Department of Computer Science

University of York

CSE/139, YO10 5GH, UK

jqyu(at)ieee.org CV Google Scholar
Non-Cooperative Coupled Microgrid-Transportation Coordination System: A Deep Deterministic Policy Gradient-Based Approach

Authors
Shiyao Zhang, Xingzheng Zhu, Shengyu Zhang, and James J.Q. Yu*

Publication
International Journal of Electrical Power & Energy Systems, Volume 160, September 2024, Article 110092

Abstract
The cooperation between multiple microgrids (MGs) take a substantial role in enabling the process of information and energy exchange, which can increase the reliability of multi-microgrid (MMG) systems. Since MGs tend to be selfish in real-world operations, it is vital to address the way to motivate MGs to cooperate efficiently in MMG systems. In addition, considering the participated connected electric vehicles (CEVs) in CMT systems, the synergy between the MG-transportation coupled networks shall be accounted. In this paper, we propose a Stackelberg game theoretic approach for the noncooperative coupled microgrid-transportation (CMT) system by exploiting connected electric vehicles (CEVs). This formulated game can jointly trigger the MG energy trading and vehicle-to-grid coordination schemes in the system.
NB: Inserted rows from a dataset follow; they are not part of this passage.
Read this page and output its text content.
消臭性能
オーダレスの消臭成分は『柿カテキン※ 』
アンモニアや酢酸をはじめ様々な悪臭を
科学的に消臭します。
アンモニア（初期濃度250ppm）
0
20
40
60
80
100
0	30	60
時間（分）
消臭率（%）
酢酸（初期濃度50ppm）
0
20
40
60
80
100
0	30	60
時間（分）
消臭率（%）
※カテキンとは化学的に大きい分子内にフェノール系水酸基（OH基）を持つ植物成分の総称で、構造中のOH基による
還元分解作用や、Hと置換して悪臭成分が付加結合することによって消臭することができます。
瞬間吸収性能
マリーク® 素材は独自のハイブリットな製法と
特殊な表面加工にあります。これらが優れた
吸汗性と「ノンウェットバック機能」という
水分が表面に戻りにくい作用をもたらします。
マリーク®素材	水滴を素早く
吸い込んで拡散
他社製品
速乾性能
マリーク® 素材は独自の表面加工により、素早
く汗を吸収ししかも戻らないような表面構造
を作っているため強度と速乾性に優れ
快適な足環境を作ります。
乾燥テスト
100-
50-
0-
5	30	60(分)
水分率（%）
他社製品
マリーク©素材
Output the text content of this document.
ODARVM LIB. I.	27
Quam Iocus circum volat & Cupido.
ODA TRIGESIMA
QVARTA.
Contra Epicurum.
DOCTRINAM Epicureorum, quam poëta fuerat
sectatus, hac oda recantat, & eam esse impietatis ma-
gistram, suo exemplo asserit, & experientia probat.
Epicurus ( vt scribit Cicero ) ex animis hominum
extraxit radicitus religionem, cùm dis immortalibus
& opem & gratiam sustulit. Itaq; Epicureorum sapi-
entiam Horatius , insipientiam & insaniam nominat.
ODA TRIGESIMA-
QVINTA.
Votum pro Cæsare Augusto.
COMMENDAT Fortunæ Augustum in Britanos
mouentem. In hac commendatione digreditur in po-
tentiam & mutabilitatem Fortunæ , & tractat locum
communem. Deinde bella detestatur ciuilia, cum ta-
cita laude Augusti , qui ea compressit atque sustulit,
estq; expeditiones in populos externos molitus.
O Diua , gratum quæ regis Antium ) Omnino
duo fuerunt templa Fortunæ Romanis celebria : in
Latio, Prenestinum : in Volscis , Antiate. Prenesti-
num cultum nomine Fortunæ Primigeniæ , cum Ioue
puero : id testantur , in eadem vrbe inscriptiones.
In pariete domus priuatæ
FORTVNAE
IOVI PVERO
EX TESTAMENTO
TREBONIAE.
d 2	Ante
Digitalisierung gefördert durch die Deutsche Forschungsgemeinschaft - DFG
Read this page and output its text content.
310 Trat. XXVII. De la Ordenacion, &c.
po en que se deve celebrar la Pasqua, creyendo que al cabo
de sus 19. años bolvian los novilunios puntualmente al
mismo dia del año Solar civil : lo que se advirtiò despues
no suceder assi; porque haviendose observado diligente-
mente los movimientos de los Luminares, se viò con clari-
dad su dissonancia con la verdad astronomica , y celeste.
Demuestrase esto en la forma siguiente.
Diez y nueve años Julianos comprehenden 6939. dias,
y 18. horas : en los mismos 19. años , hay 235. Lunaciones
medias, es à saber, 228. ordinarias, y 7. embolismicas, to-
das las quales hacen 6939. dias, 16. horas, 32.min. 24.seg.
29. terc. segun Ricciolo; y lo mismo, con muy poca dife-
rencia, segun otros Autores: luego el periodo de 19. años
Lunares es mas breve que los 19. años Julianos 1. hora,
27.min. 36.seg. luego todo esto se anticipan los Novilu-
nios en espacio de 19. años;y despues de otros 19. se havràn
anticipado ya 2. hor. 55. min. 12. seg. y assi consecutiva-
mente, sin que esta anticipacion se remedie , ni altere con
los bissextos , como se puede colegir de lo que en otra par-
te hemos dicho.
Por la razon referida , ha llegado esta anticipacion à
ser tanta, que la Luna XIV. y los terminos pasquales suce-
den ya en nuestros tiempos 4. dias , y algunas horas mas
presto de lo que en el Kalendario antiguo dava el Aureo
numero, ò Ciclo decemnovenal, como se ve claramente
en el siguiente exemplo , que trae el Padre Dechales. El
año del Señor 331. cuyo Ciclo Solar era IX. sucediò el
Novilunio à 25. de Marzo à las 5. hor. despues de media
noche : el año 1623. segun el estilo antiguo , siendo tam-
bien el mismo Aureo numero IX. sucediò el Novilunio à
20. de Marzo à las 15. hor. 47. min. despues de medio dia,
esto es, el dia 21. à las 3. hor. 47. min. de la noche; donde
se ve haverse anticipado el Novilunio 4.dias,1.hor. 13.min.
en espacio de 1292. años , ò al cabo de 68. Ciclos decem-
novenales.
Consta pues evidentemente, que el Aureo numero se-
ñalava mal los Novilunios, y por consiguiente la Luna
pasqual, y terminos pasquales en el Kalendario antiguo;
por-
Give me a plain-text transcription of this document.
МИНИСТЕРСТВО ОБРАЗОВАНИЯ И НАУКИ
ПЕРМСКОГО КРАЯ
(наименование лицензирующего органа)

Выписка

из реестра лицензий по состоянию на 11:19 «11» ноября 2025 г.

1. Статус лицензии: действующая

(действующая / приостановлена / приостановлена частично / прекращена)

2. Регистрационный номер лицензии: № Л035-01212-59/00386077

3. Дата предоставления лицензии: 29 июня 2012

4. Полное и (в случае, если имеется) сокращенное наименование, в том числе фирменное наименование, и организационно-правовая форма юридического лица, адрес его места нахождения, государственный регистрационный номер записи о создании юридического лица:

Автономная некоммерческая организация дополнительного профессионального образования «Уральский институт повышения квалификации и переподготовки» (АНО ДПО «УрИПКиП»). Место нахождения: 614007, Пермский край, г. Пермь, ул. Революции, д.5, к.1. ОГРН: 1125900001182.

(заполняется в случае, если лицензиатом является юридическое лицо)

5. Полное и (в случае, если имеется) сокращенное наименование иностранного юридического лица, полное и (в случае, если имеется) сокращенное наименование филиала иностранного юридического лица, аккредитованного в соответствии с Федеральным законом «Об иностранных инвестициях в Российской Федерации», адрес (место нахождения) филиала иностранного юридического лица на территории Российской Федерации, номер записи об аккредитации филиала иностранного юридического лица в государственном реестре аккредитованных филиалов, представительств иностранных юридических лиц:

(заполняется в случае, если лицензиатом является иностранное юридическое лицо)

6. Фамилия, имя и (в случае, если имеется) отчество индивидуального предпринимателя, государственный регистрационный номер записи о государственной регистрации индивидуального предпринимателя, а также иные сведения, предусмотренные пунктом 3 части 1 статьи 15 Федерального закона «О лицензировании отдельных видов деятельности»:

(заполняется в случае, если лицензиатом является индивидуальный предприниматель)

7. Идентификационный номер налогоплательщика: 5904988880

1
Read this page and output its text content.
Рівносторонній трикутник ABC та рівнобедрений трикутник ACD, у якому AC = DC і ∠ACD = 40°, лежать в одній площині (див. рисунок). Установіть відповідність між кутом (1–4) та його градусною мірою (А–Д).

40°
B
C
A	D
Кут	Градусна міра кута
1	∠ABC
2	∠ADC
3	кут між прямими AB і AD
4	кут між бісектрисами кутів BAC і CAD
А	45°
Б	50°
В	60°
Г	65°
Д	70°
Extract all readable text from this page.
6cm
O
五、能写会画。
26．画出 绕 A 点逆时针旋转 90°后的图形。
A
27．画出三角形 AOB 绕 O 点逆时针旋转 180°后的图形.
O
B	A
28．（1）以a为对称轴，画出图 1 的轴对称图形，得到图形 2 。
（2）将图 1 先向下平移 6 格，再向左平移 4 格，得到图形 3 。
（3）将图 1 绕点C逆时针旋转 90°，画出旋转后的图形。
To solve the CMT game with imperfect information, a Markov Decision Process (MDP) and a deep deterministic policy gradient-based methods are developed. The devised algorithm can learn a deterministic optimal response from the opponents. The game's Nash equilibrium can be approximately converged when the game is with imperfect information. Simulation results show that the proposed model can guarantee the effectiveness of the energy trading process in the CMT system. In addition, through the efficient CEV coordination strategies, the V2G regulation service is provided efficiently while it can further alleviate the grid power fluctuations. Furthermore, large economic benefits can be achieved under the CMT system.